This two CD-ROM set contains data from transcribed news broadcasts,
designated for use in the baseline language model (LM) for the 1996
CSR HUB4 Evaluation.
The LDC obtained the bulk of the data from broadcast news CD-ROMs
produced by Primary Source Media, Inc. This portion includes the
period from January 1992 to April 1996 and contains approximately one
gigabyte of data uncompressed. This release also includes about 36
megabytes of material received on floppy disks covering the period
from late May through June 1996, with somewhat different format from
the bulk of the data.
The text data are presented in two forms: (1) a relatively unprocessed
("raw" or "sentence-tagged") form and (2) a fully processed
("conditioned," "verbalized-punctuation") form.

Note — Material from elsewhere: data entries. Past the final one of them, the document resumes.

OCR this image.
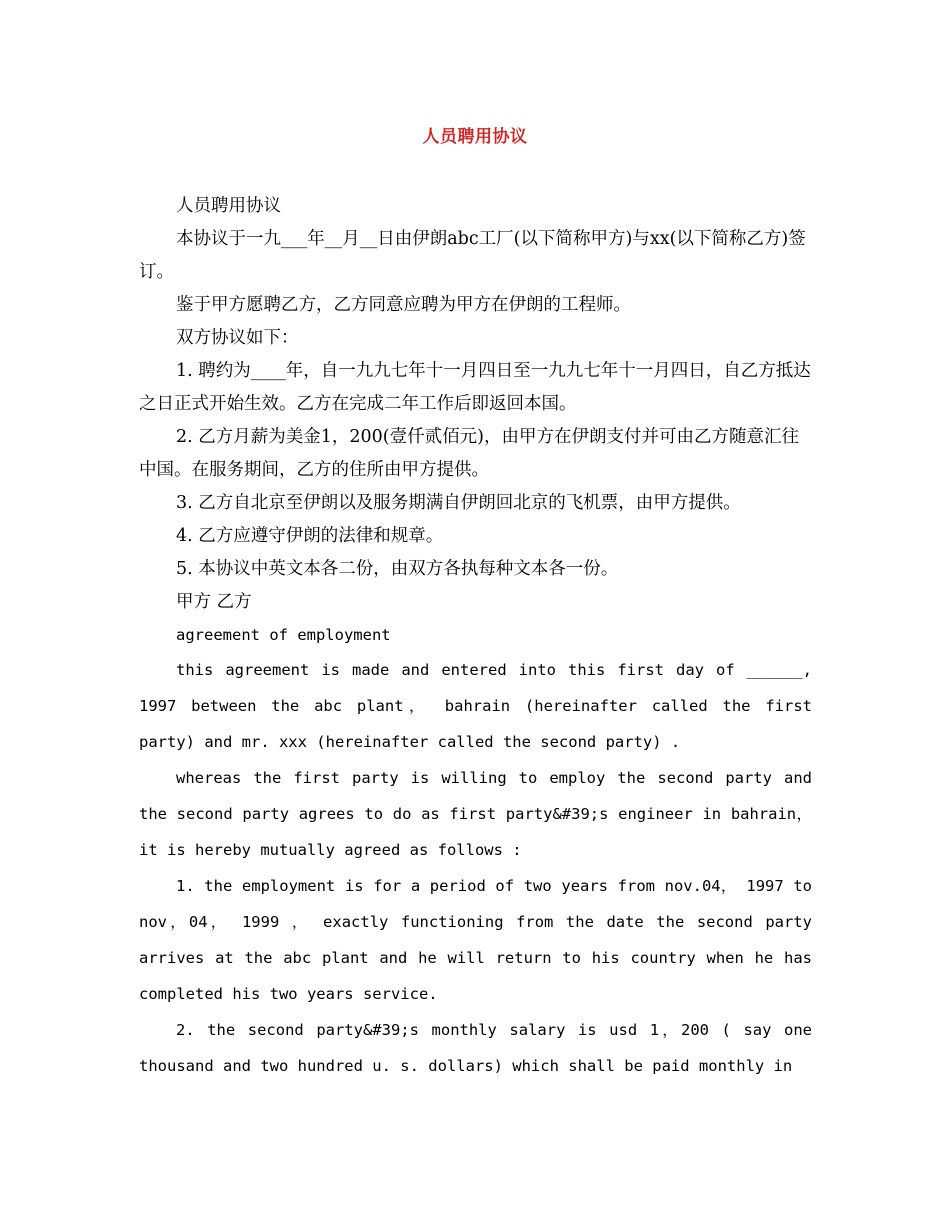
人员聘用协议

人员聘用协议

本协议于一九___年__月__日由伊朗abc工厂(以下简称甲方)与xx(以下简称乙方)签订。

鉴于甲方愿聘乙方，乙方同意应聘为甲方在伊朗的工程师。

双方协议如下：

1. 聘约为____年，自一九九七年十一月四日至一九九七年十一月四日，自乙方抵达之日正式开始生效。乙方在完成二年工作后即返回本国。

2. 乙方月薪为美金1，200(壹仟贰佰元)，由甲方在伊朗支付并可由乙方随意汇往中国。在服务期间，乙方的住所由甲方提供。

3. 乙方自北京至伊朗以及服务期满自伊朗回北京的飞机票，由甲方提供。

4. 乙方应遵守伊朗的法律和规章。

5. 本协议中英文本各二份，由双方各执每种文本各一份。

甲方 乙方

agreement of employment

this agreement is made and entered into this first day of ______, 1997 between the abc plant， bahrain (hereinafter called the first party) and mr. xxx (hereinafter called the second party) .

whereas the first party is willing to employ the second party and the second party agrees to do as first party&#39;s engineer in bahrain， it is hereby mutually agreed as follows :

1. the employment is for a period of two years from nov.04， 1997 to nov，04， 1999 ， exactly functioning from the date the second party arrives at the abc plant and he will return to his country when he has completed his two years service.

2. the second party&#39;s monthly salary is usd 1，200 ( say one thousand and two hundred u. s. dollars) which shall be paid monthly in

The "raw" form
includes the header and footer information accompanying the articles,
such as network, show name, headline, copyright, credits and so
forth; the text and ancillary data are presented in a fairly
consistent (though simple) SGML format. The "processed" form contains
only the text content of the articles, together with SGML tags to mark
the boundaries of articles, paragraphs and sentences; the text content
has been modified by replacing numeric strings (dates, dollar amounts,
quantities) with orthographic strings (e.g. "nineteen ninety six"),
replacing abbreviations ("Inc.," "Ltd.," "Corp.," etc.) with
corresponding full-word forms and replacing punctuation characters
with corresponding word tokens (e.g. "," becomes "COMMA"). This
release also includes an archive of the tools used to create the
"processed" form of the data.
There are no updates at this time.
The Reduced Licensing Fee for this corpus is US$200.